“Little!” said Christie Bayle laughing frankly, and justifying Sir Gordon’s remarks about his youthful looks. “Really, I should like to be there when you call. You will be astonished.”

“What, has the child grown?”

“Child? Grown? Why, my dear sir, you will have to be presented to a beautiful young lady of eighteen, wonderfully like her mother in the old days.”

“Indeed! Hah! yes. Old days, Bayle. Yes, old days, indeed. The thought of them makes me feel how time has gone. Look young, eh? Bah! I’m an old fool, Bayle. Deal better if I had been born poor. You should see me when Tom Porter takes me to pieces, and puts me to bed of a night. Why, Bayle, I don’t mind telling you. Always were a good lad, and I liked you. I’m one of the most frightful impositions of my time. Wig, sir; confound it! sham teeth, sir, and they are horribly uncomfortable. Whiskers dyed, sir. The rest all tailor’s work. Feel ashamed of myself sometimes. At others I say to myself that it’s showing a bold front to the enemy. No, sir, not a bit of truth in me anywhere.”

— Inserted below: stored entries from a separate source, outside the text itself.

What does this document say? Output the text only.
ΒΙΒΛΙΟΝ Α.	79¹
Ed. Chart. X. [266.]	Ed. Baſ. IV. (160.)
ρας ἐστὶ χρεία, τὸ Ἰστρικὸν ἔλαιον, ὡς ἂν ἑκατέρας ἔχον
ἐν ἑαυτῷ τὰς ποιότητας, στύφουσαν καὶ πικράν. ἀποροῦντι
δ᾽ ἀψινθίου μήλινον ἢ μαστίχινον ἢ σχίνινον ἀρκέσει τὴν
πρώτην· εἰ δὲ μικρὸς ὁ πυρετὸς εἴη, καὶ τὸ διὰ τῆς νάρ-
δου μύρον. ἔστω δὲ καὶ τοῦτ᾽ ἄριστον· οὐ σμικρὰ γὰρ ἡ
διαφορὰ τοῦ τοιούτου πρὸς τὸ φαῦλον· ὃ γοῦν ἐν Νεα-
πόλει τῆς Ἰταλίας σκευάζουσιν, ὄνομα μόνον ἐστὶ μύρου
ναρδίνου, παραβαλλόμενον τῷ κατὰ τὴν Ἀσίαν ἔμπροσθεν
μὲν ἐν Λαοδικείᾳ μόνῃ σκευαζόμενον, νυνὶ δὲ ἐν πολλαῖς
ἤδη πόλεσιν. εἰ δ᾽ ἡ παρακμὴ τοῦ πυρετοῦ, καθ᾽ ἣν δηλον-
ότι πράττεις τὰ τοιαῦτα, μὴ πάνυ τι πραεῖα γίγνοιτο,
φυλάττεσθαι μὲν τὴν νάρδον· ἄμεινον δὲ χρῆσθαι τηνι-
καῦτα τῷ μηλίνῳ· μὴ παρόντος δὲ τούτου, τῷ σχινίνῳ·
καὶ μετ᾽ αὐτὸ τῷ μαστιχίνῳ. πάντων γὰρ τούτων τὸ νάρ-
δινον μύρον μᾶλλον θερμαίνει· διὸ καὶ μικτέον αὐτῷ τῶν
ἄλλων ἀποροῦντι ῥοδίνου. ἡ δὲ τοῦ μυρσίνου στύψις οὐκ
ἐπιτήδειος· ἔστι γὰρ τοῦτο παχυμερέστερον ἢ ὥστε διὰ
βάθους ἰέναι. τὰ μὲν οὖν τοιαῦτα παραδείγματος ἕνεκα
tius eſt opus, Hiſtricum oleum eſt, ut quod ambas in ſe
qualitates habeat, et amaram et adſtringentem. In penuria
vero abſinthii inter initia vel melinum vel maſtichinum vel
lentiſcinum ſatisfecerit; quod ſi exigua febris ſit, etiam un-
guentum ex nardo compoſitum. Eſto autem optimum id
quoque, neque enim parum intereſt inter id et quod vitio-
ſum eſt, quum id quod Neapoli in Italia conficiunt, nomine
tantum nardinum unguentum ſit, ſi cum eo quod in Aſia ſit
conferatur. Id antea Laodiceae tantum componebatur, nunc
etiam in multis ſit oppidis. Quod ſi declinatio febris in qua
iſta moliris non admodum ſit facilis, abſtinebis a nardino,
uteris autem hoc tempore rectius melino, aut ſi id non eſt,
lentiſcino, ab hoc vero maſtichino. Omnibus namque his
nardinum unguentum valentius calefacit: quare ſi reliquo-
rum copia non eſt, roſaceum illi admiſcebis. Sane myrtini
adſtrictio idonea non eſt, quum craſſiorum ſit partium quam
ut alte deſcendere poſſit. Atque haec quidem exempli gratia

“Except your heart,” said Bayle, smiling.

“Tchut! man, hold your tongue. Now about yourself. Why don’t you get a comfortable rectory somewhere, instead of plodding on in this hole?”

“Because I am more useful here.”

“Nonsense! Get a good West-end lectureship.”

“I prefer the North here.”

“My dear Christie Bayle, you are throwing yourself away. There, I can’t keep it back. Old Doctor Thomson is dead, and if you will come I have sufficient interest with the bishop, providing I bring forward a good man, to get him the living at King’s Castor.”